Muere Raúl Alfonsín. Hablar de él es como hablar de adolescencia. Mi adolescencia. De juventud, de una época en que la política se vislumbraba, con la inocencia de la edad, como una alternativa posible, el poder de la palabra para convencer, guiar, dar un sentido, restablecer el sentido, re-establecer de sentido, a cada uno de los vocablos que, erosionados, ya carecían de luz propia. La emoción del descubrimiento de la democracia. Aquella mágica palabra, artilugio sin igual, que solucionaría todos nuestros problemas, que abriría las puertas del deseo. Nunca más, un acto popular y político, volvería a emocionarme como aquello, significando una revolución en mi vida.

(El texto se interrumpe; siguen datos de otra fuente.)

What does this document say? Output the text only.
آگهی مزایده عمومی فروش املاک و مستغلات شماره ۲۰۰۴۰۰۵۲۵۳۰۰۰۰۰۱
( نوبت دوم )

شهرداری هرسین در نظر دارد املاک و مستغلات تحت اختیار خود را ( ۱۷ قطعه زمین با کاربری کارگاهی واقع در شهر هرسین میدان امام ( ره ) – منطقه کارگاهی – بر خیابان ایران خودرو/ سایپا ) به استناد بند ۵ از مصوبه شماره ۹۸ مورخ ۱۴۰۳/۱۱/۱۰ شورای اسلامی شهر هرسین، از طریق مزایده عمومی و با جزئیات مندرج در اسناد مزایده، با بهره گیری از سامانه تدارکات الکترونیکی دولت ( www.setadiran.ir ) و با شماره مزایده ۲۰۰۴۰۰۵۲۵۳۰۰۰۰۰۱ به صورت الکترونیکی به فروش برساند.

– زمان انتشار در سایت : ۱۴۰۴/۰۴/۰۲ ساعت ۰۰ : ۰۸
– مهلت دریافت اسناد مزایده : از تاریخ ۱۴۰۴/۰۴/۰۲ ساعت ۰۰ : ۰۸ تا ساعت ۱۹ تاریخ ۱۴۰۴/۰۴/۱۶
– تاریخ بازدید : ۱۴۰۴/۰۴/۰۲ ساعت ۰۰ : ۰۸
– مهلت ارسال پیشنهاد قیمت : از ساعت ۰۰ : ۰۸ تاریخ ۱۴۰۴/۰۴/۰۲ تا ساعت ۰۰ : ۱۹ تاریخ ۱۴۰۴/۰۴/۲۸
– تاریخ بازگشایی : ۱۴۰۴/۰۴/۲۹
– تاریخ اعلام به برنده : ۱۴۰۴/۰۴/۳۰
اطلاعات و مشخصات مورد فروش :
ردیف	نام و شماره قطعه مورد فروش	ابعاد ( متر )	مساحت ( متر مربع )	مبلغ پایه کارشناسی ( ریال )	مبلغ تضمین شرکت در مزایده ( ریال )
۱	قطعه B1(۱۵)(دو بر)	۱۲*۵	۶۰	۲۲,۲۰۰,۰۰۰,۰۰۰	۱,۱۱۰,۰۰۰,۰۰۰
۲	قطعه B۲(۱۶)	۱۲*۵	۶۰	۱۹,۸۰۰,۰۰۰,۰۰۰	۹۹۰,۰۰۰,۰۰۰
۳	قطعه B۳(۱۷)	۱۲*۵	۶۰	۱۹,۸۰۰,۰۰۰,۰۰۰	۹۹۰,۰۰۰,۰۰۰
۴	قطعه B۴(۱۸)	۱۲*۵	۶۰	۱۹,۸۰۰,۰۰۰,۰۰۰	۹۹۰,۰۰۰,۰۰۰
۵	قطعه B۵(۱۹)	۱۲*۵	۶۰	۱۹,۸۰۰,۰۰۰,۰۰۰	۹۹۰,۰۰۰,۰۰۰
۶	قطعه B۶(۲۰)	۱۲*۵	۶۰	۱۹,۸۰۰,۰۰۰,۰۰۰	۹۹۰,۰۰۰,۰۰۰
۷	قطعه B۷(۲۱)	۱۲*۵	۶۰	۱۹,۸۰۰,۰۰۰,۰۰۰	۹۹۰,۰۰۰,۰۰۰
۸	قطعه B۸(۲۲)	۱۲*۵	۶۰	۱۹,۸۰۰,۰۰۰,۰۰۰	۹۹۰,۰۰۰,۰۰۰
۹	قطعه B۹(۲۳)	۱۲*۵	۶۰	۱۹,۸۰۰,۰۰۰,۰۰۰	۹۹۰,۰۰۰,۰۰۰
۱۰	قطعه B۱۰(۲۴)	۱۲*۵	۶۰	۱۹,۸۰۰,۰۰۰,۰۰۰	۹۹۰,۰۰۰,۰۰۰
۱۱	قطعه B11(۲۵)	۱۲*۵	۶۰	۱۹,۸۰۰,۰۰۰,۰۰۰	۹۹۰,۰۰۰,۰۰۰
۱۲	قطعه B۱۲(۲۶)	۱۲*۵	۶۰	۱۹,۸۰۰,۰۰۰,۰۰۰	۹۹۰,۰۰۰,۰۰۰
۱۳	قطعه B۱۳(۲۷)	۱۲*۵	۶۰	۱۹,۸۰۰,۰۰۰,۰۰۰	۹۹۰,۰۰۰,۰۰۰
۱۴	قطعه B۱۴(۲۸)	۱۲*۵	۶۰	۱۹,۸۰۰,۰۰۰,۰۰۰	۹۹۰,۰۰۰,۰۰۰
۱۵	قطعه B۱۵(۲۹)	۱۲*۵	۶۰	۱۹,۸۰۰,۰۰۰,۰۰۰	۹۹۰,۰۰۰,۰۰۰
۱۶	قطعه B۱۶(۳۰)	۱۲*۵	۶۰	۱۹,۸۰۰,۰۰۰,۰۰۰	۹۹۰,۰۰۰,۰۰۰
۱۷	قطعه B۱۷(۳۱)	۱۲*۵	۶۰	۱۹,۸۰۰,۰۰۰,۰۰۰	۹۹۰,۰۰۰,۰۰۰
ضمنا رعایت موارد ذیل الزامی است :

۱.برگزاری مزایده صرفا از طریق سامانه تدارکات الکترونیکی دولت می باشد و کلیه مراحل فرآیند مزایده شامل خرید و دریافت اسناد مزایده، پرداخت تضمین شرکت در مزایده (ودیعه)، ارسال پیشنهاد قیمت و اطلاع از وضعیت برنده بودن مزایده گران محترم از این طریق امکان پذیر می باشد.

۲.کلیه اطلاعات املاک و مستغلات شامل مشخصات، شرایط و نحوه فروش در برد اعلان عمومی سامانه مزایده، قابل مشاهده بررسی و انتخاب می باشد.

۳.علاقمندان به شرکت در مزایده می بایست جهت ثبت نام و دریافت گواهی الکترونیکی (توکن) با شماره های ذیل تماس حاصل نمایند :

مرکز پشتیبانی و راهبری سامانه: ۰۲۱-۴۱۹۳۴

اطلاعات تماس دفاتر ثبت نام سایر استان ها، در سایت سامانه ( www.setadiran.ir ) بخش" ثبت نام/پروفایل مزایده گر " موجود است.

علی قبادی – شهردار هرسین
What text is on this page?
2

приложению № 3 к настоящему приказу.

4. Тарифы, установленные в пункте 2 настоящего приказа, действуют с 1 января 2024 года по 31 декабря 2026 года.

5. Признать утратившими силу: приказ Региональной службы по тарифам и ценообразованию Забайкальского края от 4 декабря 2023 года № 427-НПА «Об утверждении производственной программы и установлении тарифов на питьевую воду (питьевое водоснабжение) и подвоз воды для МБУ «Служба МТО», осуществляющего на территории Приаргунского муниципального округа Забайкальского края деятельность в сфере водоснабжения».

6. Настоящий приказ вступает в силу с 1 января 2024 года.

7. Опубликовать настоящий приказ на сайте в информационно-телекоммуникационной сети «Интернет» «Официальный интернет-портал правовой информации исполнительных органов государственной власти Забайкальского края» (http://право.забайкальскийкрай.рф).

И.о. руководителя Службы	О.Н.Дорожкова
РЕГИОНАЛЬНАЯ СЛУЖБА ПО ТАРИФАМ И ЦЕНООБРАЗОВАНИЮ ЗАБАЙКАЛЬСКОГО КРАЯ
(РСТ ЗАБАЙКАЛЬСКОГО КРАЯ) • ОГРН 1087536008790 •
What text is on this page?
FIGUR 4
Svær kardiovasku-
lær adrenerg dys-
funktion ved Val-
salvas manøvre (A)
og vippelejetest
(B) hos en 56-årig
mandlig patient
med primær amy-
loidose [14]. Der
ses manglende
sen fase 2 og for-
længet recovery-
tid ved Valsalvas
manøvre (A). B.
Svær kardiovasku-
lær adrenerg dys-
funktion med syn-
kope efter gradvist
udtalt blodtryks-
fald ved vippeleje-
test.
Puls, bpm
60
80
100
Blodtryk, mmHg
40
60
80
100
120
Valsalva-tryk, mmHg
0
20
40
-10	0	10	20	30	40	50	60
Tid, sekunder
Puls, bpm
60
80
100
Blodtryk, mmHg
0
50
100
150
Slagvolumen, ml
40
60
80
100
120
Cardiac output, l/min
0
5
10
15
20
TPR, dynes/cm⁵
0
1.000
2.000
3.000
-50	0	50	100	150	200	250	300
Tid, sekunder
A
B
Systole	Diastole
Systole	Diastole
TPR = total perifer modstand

Colgar el uniforme, dejarse el pelo largo. Las primeras asambleas de estudiantes.
Cuándo Alfonsín es investido presidente, el diez de diciembre de mil novecientos ochenta y tres, la calle era, literalmente, una fiesta. Una grande y ancha avenida -Cabildo y Juramento- sin coches. Esa misma noche, recuerdo, había participado en lo que fue mi primera y última obra de teatro. «¿Quién, yo?» de Dalmiro Saenz. No recuerdo si hacía el role del fiscal o del abogado defensor. Recuerdo eso sí, que era una obra con moralina. Un tanto decadente, de esas que suelen excitar las mentes de púberes adolescentes que creen hablar con palabras de sedición, pero veladas.
No suelo hacer semblanzas de políticos, es verdad, pero permítaseme recordar a Alfonsín como si de un héroe de adolescente se tratase, un héroe de tebeo, un personaje mítico pero no menos real, siquiera, por todos estos recuerdos que me vienen de repente…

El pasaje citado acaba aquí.